NGOs are often presented as independent, not-for-profit actors, and it is assumed that the involvement of non-State actors in international regime-building will lead to more relevance, responsiveness, accountability, transparency, inclusiveness, legitimacy, effectiveness, efficiency and equitability in international regimes. Yet, while there are efforts to enhance participatory forms of decision-making at the international level, these do not go far enough in addressing power imbalances between well-resourced, often industrialized country-based NGOs and under-resourced, often developing country-based social movements. The latter represent the economically and politically marginalized groups that are the assumed beneficiaries of sustainable development policy, including peasants, Indigenous Peoples and women. Furthermore, the professionalization of the environmental movement has created an influential sector that is formally not-for-profit, yet depends on sustained funding to support its organizational structures. There are undeniable economic incentives for NGO staff and other non-State actors to pursue policies that lead to increased funding for the projects and programs for which they are responsible. There is thus a significant risk that they will use participation opportunities to pursue their economic interests. The dependency on a large number of, relatively wealthy, individual donors of some of the larger NGOs also implies that they will be inclined to support solutions like REDD+ that do not impact on the emission-intensive lifestyles of these donors. Therefore it was concluded that there is a need for more research on the role of incentives in influencing the agency of non-State actors in Earth System Governance, and the differentiated role of stakeholders and rightsholders in environmental governance.

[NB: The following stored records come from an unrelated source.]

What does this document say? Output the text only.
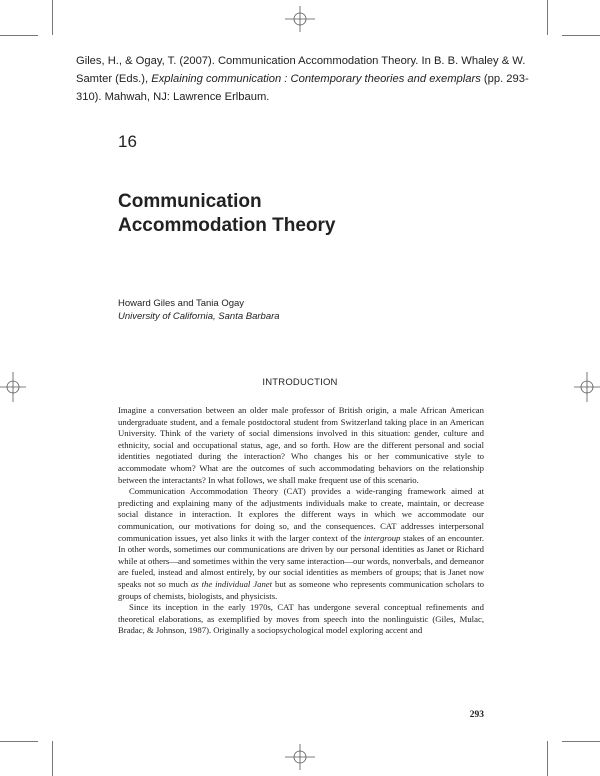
Giles, H., & Ogay, T. (2007). Communication Accommodation Theory. In B. B. Whaley & W. Samter (Eds.), Explaining communication : Contemporary theories and exemplars (pp. 293-310). Mahwah, NJ: Lawrence Erlbaum.
16
Communication
Accommodation Theory
Howard Giles and Tania Ogay
University of California, Santa Barbara
INTRODUCTION

Imagine a conversation between an older male professor of British origin, a male African American undergraduate student, and a female postdoctoral student from Switzerland taking place in an American University. Think of the variety of social dimensions involved in this situation: gender, culture and ethnicity, social and occupational status, age, and so forth. How are the different personal and social identities negotiated during the interaction? Who changes his or her communicative style to accommodate whom? What are the outcomes of such accommodating behaviors on the relationship between the interactants? In what follows, we shall make frequent use of this scenario.

Communication Accommodation Theory (CAT) provides a wide-ranging framework aimed at predicting and explaining many of the adjustments individuals make to create, maintain, or decrease social distance in interaction. It explores the different ways in which we accommodate our communication, our motivations for doing so, and the consequences. CAT addresses interpersonal communication issues, yet also links it with the larger context of the intergroup stakes of an encounter. In other words, sometimes our communications are driven by our personal identities as Janet or Richard while at others—and sometimes within the very same interaction—our words, nonverbals, and demeanor are fueled, instead and almost entirely, by our social identities as members of groups; that is Janet now speaks not so much as the individual Janet but as someone who represents communication scholars to groups of chemists, biologists, and physicists.

Since its inception in the early 1970s, CAT has undergone several conceptual refinements and theoretical elaborations, as exemplified by moves from speech into the nonlinguistic (Giles, Mulac, Bradac, & Johnson, 1987). Originally a sociopsychological model exploring accent and

293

If the forests and forest people are to benefit from international forest regimes, the rightsholder groups should be able to participate in international negotiations through their own legitimate representatives. These rightsholder groups should be clearly distinguished from stakeholders, that is, major groups that merely have an economic stake in sustainable development policies. However, promoting participation of rightsholder groups in REDD+ makes little sense, as many rightsholder groups have taken a principled stance against REDD+ as an essentially neoliberal and market-based approach to forest conservation. That is why there should also be more policy space under the UNFCCC and other forest-related regimes to support the alternative policy proposals by some of the rightsholder movements. These proposals include respecting the territorial and forest tenure rights of Indigenous Peoples, local communities and women, while not confusing these rights with property rights, and redirecting perverse incentives that might trigger forest loss through international regimes that do not require complicated verification of emission reductions.
The book concludes with general policy recommendations to (a) reconsider REDD+ support in light of the need for transformative change, (b) address power imbalances and promote the effective participation and agency of rightsholders, and (c) consider green radical alternatives to REDD+.